The project, sized at 62 megawatt-hours, reflects a growing recognition that balancing capacity is becoming a limiting factor as renewable generation increases, even in power systems that continue to rely heavily on gas-fired assets.
The investment is being financed through a combination of national funding and the European Union’s Recovery and Resilience Facility, with approximately EUR 11 million provided as non-repayable EU support. This funding structure highlights a broader trend across Central and Eastern Europe, where grid-scale storage economics remain closely tied to public financing mechanisms rather than merchant market revenues. At current cost levels, standalone battery projects in the region often struggle to achieve bankability without grants or regulated revenue frameworks.
MVM’s choice of a lithium-ion, containerized system aligns with the dominant technology deployed across Europe for short-duration storage. With a two-hour discharge profile, the Tiszaújváros facility is designed primarily for intraday balancing, frequency regulation, and short-term congestion management rather than seasonal energy shifting. These use cases are increasingly critical as solar generation expands and intraday price volatility rises, but they also limit the system’s ability to address longer-duration adequacy challenges.

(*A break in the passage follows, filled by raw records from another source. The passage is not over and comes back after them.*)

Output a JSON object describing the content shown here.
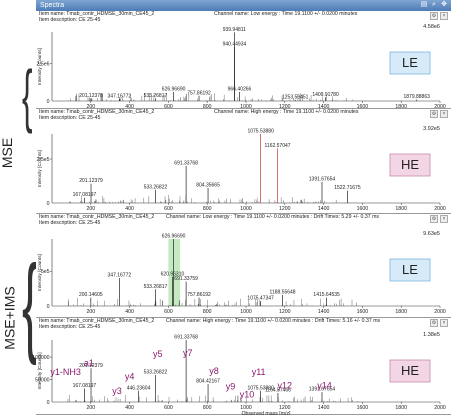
{
  "window": {
    "title": "Spectra"
  },
  "side_labels": {
    "top": "MSE",
    "bottom": "MSE+IMS"
  },
  "panels": [
    {
      "item_name": "Item name: Tmab_contr_HDMSE_30min_CE45_2",
      "item_description": "Item description: CE 25-45",
      "channel": "Channel name: Low energy : Time 19.1100 +/- 0.0200 minutes",
      "max_label": "4.58e6",
      "badge": "LE",
      "badge_color": "#d6eaf8",
      "badge_border": "#7ab6e0"
    },
    {
      "item_name": "Item name: Tmab_contr_HDMSE_30min_CE45_2",
      "item_description": "Item description: CE 25-45",
      "channel": "Channel name: High energy : Time 19.1100 +/- 0.0200 minutes",
      "max_label": "3.92e5",
      "badge": "HE",
      "badge_color": "#f3d6e6",
      "badge_border": "#c98aab"
    },
    {
      "item_name": "Item name: Tmab_contr_HDMSE_30min_CE45_2",
      "item_description": "Item description: CE 25-45",
      "channel": "Channel name: Low energy : Time 19.1100 +/- 0.0200 minutes : Drift Times: 5.29 +/- 0.37 ms",
      "max_label": "9.63e5",
      "badge": "LE",
      "badge_color": "#d6eaf8",
      "badge_border": "#7ab6e0"
    },
    {
      "item_name": "Item name: Tmab_contr_HDMSE_30min_CE45_2",
      "item_description": "Item description: CE 25-45",
      "channel": "Channel name: High energy : Time 19.1100 +/- 0.0200 minutes : Drift Times: 5.16 +/- 0.37 ms",
      "max_label": "1.38e5",
      "badge": "HE",
      "badge_color": "#f3d6e6",
      "badge_border": "#c98aab"
    }
  ],
  "chart_data": [
    {
      "type": "bar",
      "ylabel": "Intensity [Counts]",
      "xlim": [
        0,
        2000
      ],
      "ylim": [
        0,
        4600000
      ],
      "x_ticks": [
        200,
        400,
        600,
        800,
        1000,
        1200,
        1400,
        1600,
        1800,
        2000
      ],
      "y_ticks": [
        {
          "v": 2500000,
          "label": "2.5e6"
        }
      ],
      "peaks": [
        {
          "x": 201.12378,
          "y": 180000,
          "label": "201.12378"
        },
        {
          "x": 347.16772,
          "y": 150000,
          "label": "347.16772"
        },
        {
          "x": 533.26817,
          "y": 180000,
          "label": "533.26817"
        },
        {
          "x": 626.9669,
          "y": 600000,
          "label": "626.96690"
        },
        {
          "x": 757.86192,
          "y": 350000,
          "label": "757.86192"
        },
        {
          "x": 939.94811,
          "y": 4580000,
          "label": "939.94811"
        },
        {
          "x": 940.44934,
          "y": 3600000,
          "label": "940.44934"
        },
        {
          "x": 966.40266,
          "y": 600000,
          "label": "966.40266"
        },
        {
          "x": 1253.59451,
          "y": 80000,
          "label": "1253.59451"
        },
        {
          "x": 1409.9178,
          "y": 250000,
          "label": "1409.91780"
        },
        {
          "x": 1879.88863,
          "y": 90000,
          "label": "1879.88863"
        }
      ]
    },
    {
      "type": "bar",
      "ylabel": "Intensity [Counts]",
      "xlim": [
        0,
        2000
      ],
      "ylim": [
        0,
        392000
      ],
      "x_ticks": [
        200,
        400,
        600,
        800,
        1000,
        1200,
        1400,
        1600,
        1800,
        2000
      ],
      "y_ticks": [
        {
          "v": 250000,
          "label": "2.5e5"
        }
      ],
      "peaks": [
        {
          "x": 167.08197,
          "y": 30000,
          "label": "167.08197"
        },
        {
          "x": 201.12379,
          "y": 110000,
          "label": "201.12379"
        },
        {
          "x": 533.26822,
          "y": 75000,
          "label": "533.26822"
        },
        {
          "x": 691.33768,
          "y": 210000,
          "label": "691.33768"
        },
        {
          "x": 804.35665,
          "y": 85000,
          "label": "804.35665"
        },
        {
          "x": 1075.5388,
          "y": 392000,
          "label": "1075.53880"
        },
        {
          "x": 1162.57047,
          "y": 310000,
          "label": "1162.57047"
        },
        {
          "x": 1391.67654,
          "y": 120000,
          "label": "1391.67654"
        },
        {
          "x": 1522.71675,
          "y": 70000,
          "label": "1522.71675"
        }
      ]
    },
    {
      "type": "bar",
      "ylabel": "Intensity [Counts]",
      "xlim": [
        0,
        2000
      ],
      "ylim": [
        0,
        963000
      ],
      "x_ticks": [
        200,
        400,
        600,
        800,
        1000,
        1200,
        1400,
        1600,
        1800,
        2000
      ],
      "y_ticks": [
        {
          "v": 500000,
          "label": "5e5"
        }
      ],
      "highlight": [
        600,
        660
      ],
      "peaks": [
        {
          "x": 200.14605,
          "y": 120000,
          "label": "200.14605"
        },
        {
          "x": 347.16772,
          "y": 400000,
          "label": "347.16772"
        },
        {
          "x": 533.26817,
          "y": 240000,
          "label": "533.26817"
        },
        {
          "x": 620.9631,
          "y": 420000,
          "label": "620.96310"
        },
        {
          "x": 626.9669,
          "y": 963000,
          "label": "626.96690"
        },
        {
          "x": 691.33759,
          "y": 350000,
          "label": "691.33759"
        },
        {
          "x": 757.86192,
          "y": 120000,
          "label": "757.86192"
        },
        {
          "x": 1075.47347,
          "y": 70000,
          "label": "1075.47347"
        },
        {
          "x": 1188.55648,
          "y": 160000,
          "label": "1188.55648"
        },
        {
          "x": 1415.64535,
          "y": 120000,
          "label": "1415.64535"
        }
      ]
    },
    {
      "type": "bar",
      "ylabel": "Intensity [Counts]",
      "xlabel": "Observed mass [m/z]",
      "xlim": [
        0,
        2000
      ],
      "ylim": [
        0,
        138000
      ],
      "x_ticks": [
        200,
        400,
        600,
        800,
        1000,
        1200,
        1400,
        1600,
        1800,
        2000
      ],
      "y_ticks": [
        {
          "v": 50000,
          "label": "50000"
        },
        {
          "v": 100000,
          "label": "100000"
        }
      ],
      "peaks": [
        {
          "x": 167.08197,
          "y": 30000,
          "label": "167.08197"
        },
        {
          "x": 201.12379,
          "y": 75000,
          "label": "201.12379"
        },
        {
          "x": 446.23604,
          "y": 25000,
          "label": "446.23604"
        },
        {
          "x": 533.26822,
          "y": 60000,
          "label": "533.26822"
        },
        {
          "x": 691.33768,
          "y": 138000,
          "label": "691.33768"
        },
        {
          "x": 804.42167,
          "y": 40000,
          "label": "804.42167"
        },
        {
          "x": 1075.5388,
          "y": 25000,
          "label": "1075.53880"
        },
        {
          "x": 1164.57466,
          "y": 20000,
          "label": "1164.57466"
        },
        {
          "x": 1391.67654,
          "y": 22000,
          "label": "1391.67654"
        }
      ],
      "annotations": [
        {
          "text": "y1-NH3",
          "x": 70,
          "y": 60000
        },
        {
          "text": "a1",
          "x": 190,
          "y": 80000
        },
        {
          "text": "y3",
          "x": 335,
          "y": 18000
        },
        {
          "text": "y4",
          "x": 400,
          "y": 50000
        },
        {
          "text": "y5",
          "x": 545,
          "y": 100000
        },
        {
          "text": "y7",
          "x": 700,
          "y": 102000
        },
        {
          "text": "y8",
          "x": 835,
          "y": 62000
        },
        {
          "text": "y9",
          "x": 920,
          "y": 28000
        },
        {
          "text": "y10",
          "x": 1005,
          "y": 10000
        },
        {
          "text": "y11",
          "x": 1065,
          "y": 60000
        },
        {
          "text": "y12",
          "x": 1200,
          "y": 30000
        },
        {
          "text": "y14",
          "x": 1405,
          "y": 30000
        }
      ],
      "annotation_color": "#8a1a6e"
    }
  ]
}
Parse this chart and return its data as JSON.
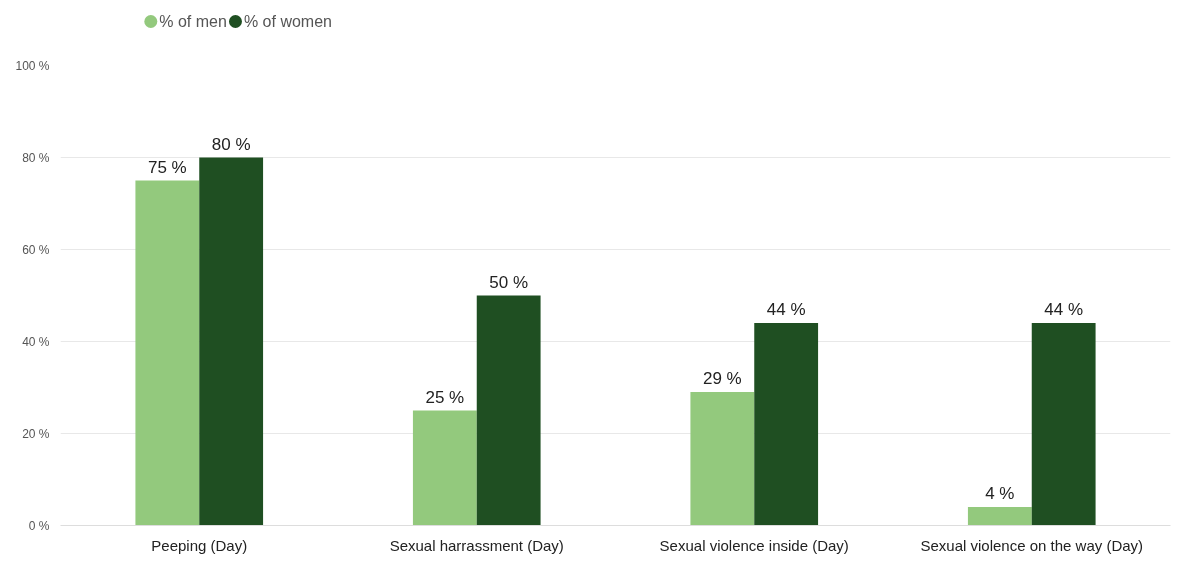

The project’s co-location with a 1,000 megawatt gas turbine power plant under construction adds a strategic dimension. While the battery and gas facilities will operate independently, their parallel development underscores how storage is being positioned as a complement rather than a substitute for thermal capacity. Batteries can respond within milliseconds to grid fluctuations, smoothing renewable output and reducing ramping stress on gas units, but they do not eliminate the need for dispatchable generation during prolonged low-renewable periods.
From a system perspective, the integration of battery storage alongside gas generation reflects a pragmatic approach to energy transition constraints. Hungary’s renewable expansion has accelerated, but grid reinforcement and cross-border interconnection have not always kept pace. Battery systems offer a faster-to-deploy option for enhancing flexibility, particularly at sites where grid access and permitting are already in place, as is the case in Tiszaújváros.
Cost metrics provide additional context. At approximately EUR 840 per kilowatt of installed power and around EUR 420 per kilowatt-hour of storage capacity, the project sits within the typical range for European utility-scale lithium-ion systems supported by public funding. While prices have declined over the past decade, recent volatility in battery supply chains and raw material costs has slowed further reductions, reinforcing the role of subsidies in enabling deployment.
Construction is expected to be completed by June 30, 2026, with MVM stating that all technical and grid conditions are already secured. The presence of an existing smaller storage unit at the site suggests that operational experience is informing the scale-up, an important factor as utilities move from pilot installations toward assets that materially affect system operations.